The story is deceivingly complex, and equally so enriched with humanity. While the primary thread is about Woody trying to get his cash, this is more importantly a study of a way of life in the American mid-west that seems to be on the verge of extinction. In multiple beautifully captured shots, one can sense the dust and cobwebs climbing up and over everything, burying underneath it a longstanding history of humbled tradition, one that prides itself on its dedication to manual labor and small-town mom-and-pop business. Obviously, corn is a priority. But that’s not what the big picture is here. What’s more startling than anything is how much these places seem to have fallen by the wayside with the advent of technology in the 21st Century. This is a film set in present day, but it could just as easily have been set in the 1960s; the forties. There’s something about Payne’s choice of location that is timeless — not in the romantic sense, per se, but more so in the dog-with-three-legs kind of way.
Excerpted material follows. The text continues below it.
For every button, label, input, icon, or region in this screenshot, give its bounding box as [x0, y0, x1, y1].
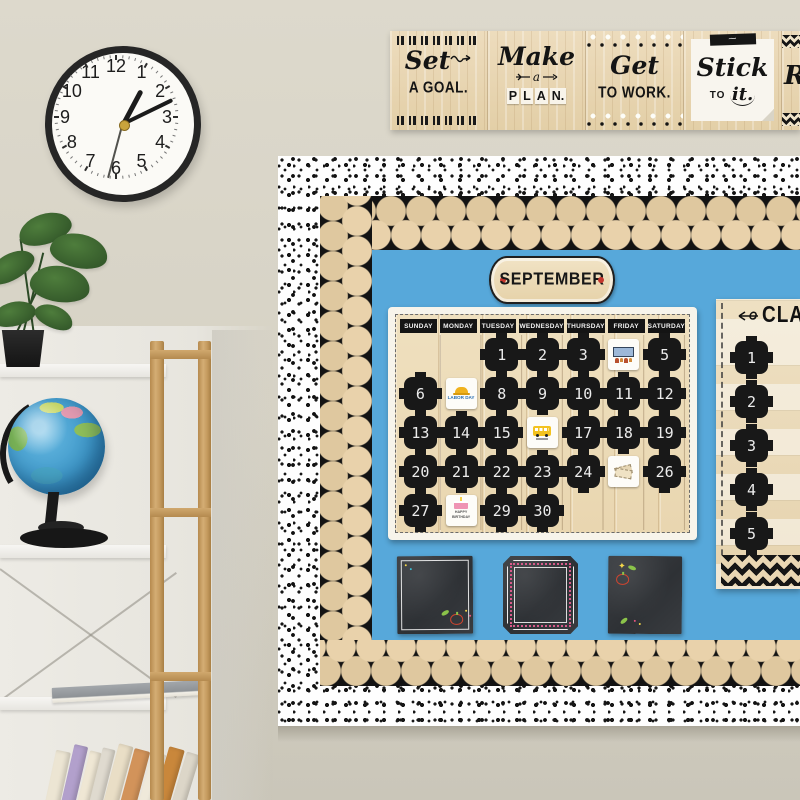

But that last paragraph is more extrapolation than anything else. What really runs deep is the journey to discover what makes the Grant family tick.

In a place where gossip spreads like wildfire due to a lack of other avenues of entertainment, the biggest challenge facing the Grants concerns the town’s potential reaction to what we all might assume is the reality of his situation: he’s not a millionaire. He’s just a sad, confused man, desperate to cling on to something, anything in his last years. In the process of getting to Lincoln, there is so much to be discovered about the relationships between father and son, between wife and husband, and perhaps most troublingly, that of the one between Woody and his friends. . .namely, Ed Pegram (Stacy Keach), a man he enlisted in the Korean War with.

Payne continues to refine his ability to balance gloom-and-doom with comedy in this Bruce Dern-led drama. This film brings tears to the eye as effortlessly as it wrings laughter from a deadpan script. A great deal of the comedy stems from Squibb’s disproval of her husband, but these moments never feel anything less than genuine. The same can be said about the particularly low moments. There is heart ache abound in this low-key drama about the true despair of aging and the importance of family. At the end of the day, Nebraska is one great example of a film relying on the strength and authenticity of its storytelling. Audiences are going to latch on to many aspects of this movie (the performances are truly excellent), but in this case, the most resonant aspect is the crushing blow to the ego that lotteries and sweepstakes provide more often than not. The money (especially the lack thereof) doesn’t necessarily make the man.

nebraska-2

4-5Recommendation: While it helps to be a follower of the Alexander Payne school of film, Nebraska is a thoroughly well-made film that deserves a wider audience than it’s getting. Quiet, unassuming and surprisingly emotional (surprising, given the setting), the story of Woody Grant is extremely touching. One of this reviewer’s favorites of 2013 to be sure. Go see it.

Rated: R

Running Time: 114 mins.

Quoted: “C’mon, have a beer with your old man. Be somebody.”